Is it any wonder that two administrations have failed to overhaul our immigration laws? And into the breach have come, one by one, the states—Arizona, Alabama, and Georgia leading the assault—seeking not to overhaul immigration laws but to overturn civil liberties. The Department of Justice, its offensive against immigrant criminals and labor violators having failed to impress, has been playing defense, catch-up, finger-in-the-dike.
So now it’s the Statue of Liberty, rather than the Immigration Service, that is getting an overhaul. Like many a woman of a certain age, she’s insecure, as she awaits reinforced stairways and fireproof elevators. They’re feeling insecure, too, in Arizona, Alabama, and Georgia; from those states, the skies and the seas and the deserts seem to be no longer full of promise, but rather full of interlopers, terrorists, pirates.
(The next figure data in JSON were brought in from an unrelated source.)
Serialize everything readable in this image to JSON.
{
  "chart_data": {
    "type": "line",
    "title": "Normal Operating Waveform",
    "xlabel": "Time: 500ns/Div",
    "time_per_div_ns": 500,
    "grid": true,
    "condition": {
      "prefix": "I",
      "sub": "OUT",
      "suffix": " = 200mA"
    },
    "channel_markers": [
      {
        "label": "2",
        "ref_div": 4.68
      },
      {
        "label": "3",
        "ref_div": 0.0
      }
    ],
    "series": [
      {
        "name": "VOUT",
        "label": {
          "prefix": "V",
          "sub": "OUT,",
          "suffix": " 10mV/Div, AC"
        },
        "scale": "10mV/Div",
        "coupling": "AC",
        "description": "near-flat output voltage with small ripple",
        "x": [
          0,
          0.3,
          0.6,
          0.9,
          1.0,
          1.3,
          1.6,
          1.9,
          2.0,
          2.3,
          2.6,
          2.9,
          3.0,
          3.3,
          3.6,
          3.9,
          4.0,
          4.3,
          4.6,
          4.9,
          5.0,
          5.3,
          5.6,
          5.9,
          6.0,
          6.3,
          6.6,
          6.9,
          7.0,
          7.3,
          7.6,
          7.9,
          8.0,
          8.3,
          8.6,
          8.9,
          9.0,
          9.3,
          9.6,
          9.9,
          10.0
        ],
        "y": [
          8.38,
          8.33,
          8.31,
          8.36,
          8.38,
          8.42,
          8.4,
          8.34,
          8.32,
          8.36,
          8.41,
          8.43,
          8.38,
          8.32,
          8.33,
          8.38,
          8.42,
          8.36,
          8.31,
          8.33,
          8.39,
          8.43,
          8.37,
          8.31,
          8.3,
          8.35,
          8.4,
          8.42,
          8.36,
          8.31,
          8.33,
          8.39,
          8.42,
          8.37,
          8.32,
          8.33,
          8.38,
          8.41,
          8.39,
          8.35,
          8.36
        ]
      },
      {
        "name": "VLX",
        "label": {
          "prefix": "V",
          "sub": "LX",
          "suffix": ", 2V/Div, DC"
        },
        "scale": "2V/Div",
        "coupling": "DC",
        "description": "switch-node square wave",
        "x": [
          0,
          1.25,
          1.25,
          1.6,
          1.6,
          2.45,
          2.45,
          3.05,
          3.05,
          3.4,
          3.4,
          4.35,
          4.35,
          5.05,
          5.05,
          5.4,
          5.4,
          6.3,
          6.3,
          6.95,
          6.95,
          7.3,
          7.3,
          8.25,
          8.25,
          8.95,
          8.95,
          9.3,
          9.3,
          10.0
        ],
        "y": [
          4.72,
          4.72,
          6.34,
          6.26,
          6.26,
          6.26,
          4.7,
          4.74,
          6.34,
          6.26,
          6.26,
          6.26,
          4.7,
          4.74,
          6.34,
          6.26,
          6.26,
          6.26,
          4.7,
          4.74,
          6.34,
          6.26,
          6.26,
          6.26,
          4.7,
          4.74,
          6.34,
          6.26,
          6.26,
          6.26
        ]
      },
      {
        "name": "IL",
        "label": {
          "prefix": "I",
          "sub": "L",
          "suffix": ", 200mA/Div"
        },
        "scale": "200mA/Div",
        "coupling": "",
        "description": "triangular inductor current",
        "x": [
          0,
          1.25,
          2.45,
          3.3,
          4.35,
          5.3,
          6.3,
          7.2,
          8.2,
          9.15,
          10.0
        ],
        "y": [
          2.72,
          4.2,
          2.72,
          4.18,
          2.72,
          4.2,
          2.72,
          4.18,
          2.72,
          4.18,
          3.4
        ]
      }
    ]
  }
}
The technologies that make our world smaller also make our eyes sharper and more watchful; the lives of immigrants, once they are through our airports and in our communities, are in focus as never before. Insecurity is what makes Hispanic parents in Alabama keep their children home from school, and onion pickers in Georgia pull up stakes and head for the Carolinas. And when resources are limited, even generous spirits become mean and unwelcoming.
Writing her sonnet in 1883, Lazarus knew, even before the statue was erected, that the controversies around immigration would always be with us: Whom do we need? Whom can we tolerate? How do they become Americans? Who are we—as individuals, as municipalities, as states, and as a nation—when we ask these questions? Perhaps she knew, in the way poets sometimes do, that Uncle Sam would never be good at answering them. But thanks to Emma Lazarus, the “Mother of Exiles” supplies the best answer we may ever have, lifting her torch high above states and cities, to welcome exiles, dreamers, and all the hapless Chy Lungs of the world.